La muerte de Santiago Carrillo ha
servido para que se recordaran las excelencias de la “transición española”
(1976-1983). ¿Cómo puede ser considerada como algo digno de elogio un período
en el que fueron asesinadas más de 200 personas víctimas del terrorismo
político? ¿cómo puede ser recordado con nostalgia un período en el que se
inició la pérdida del poder adquisitivo de los salarios, cuando la inflación
llegó hasta el 30% y empezaron a perderse derechos sociales en una carrera
hacia atrás que todavía dura hoy? Una mentira mil veces repetida, no por ello
pasa a ser una verdad. Y la transición fue uno de los períodos más sombríos de
la historia de España en el que cada día los españoles nos levantábamos sin
saber lo que iba a ocurrir a lo largo del día, pero convencidos de que, casi
necesariamente, ocurriría alguna convulsión. Pero los desastres de la
transición no se cerraron cuando los socialistas llegaron al poder con hambre
atrasada, sino que sus consecuencias duran todavía hoy a causa de que la constitución
aprobada en 1978 albergaba en su interior los gérmenes de futuras discordias.
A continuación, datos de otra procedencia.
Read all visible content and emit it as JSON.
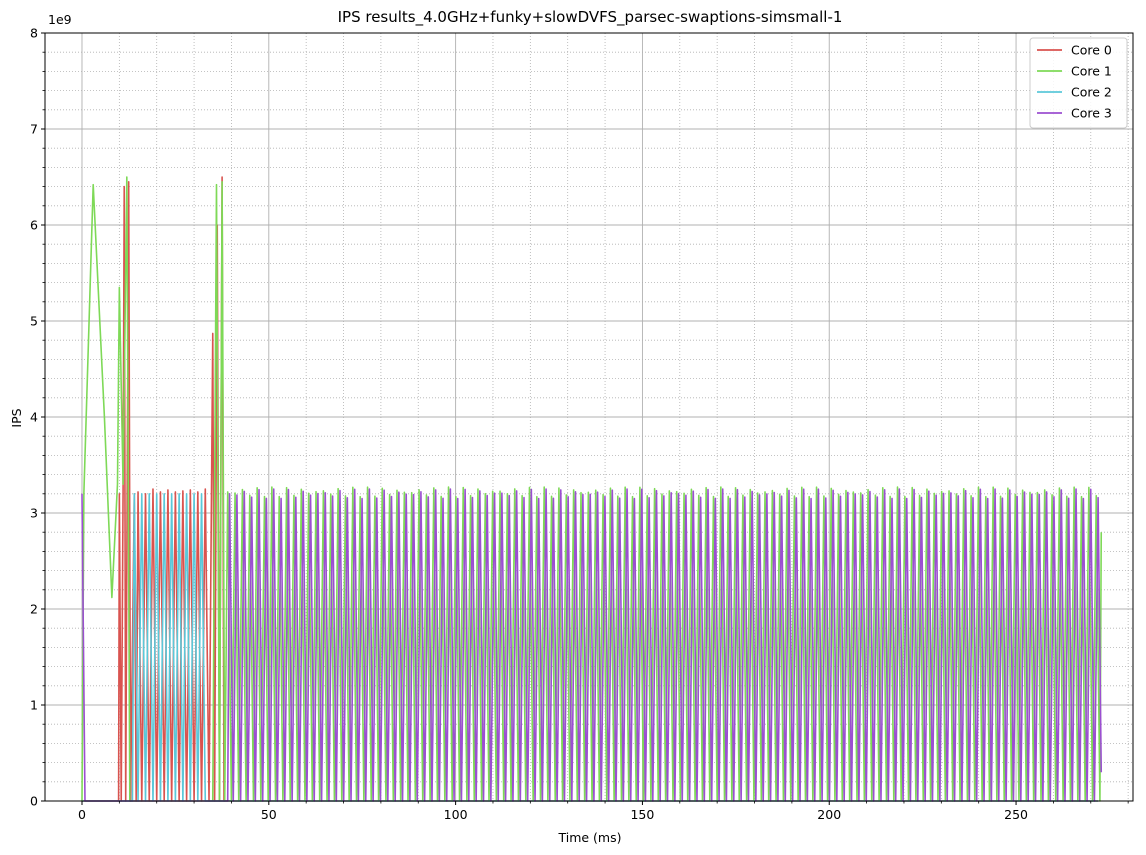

En 1976 era evidente que había
que imprimir un “nuevo curso” al franquismo y que una vez desaparecido su
fundador, era imposible que las cosas siguieran como antes. En todo régimen
personalista el poder el poder está íntimamente ligado a la personalidad de su
fundador; desaparecido este se hace siempre muy difícil mantener la integridad
del régimen que creó. Por otra parte, el franquismo creó a partir de 1959 una
estructura económica típicamente capitalista que a lo largo de la “década
gloriosa” (los años 60) de intenso desarrollo económico que generó un
incipiente capitalismo español. Hacia principios de los años 60 se hizo
evidente que ese capitalismo precisaba ingresar en el Mercado Común Europeo
para ampliar sus mercados y, crecer. Pero eso solamente era posible si España
adoptaba una forma política democrático-liberal y se adhería a la OTAN. Pues
bien, fueron esas fuerzas las que promovieron la transición política.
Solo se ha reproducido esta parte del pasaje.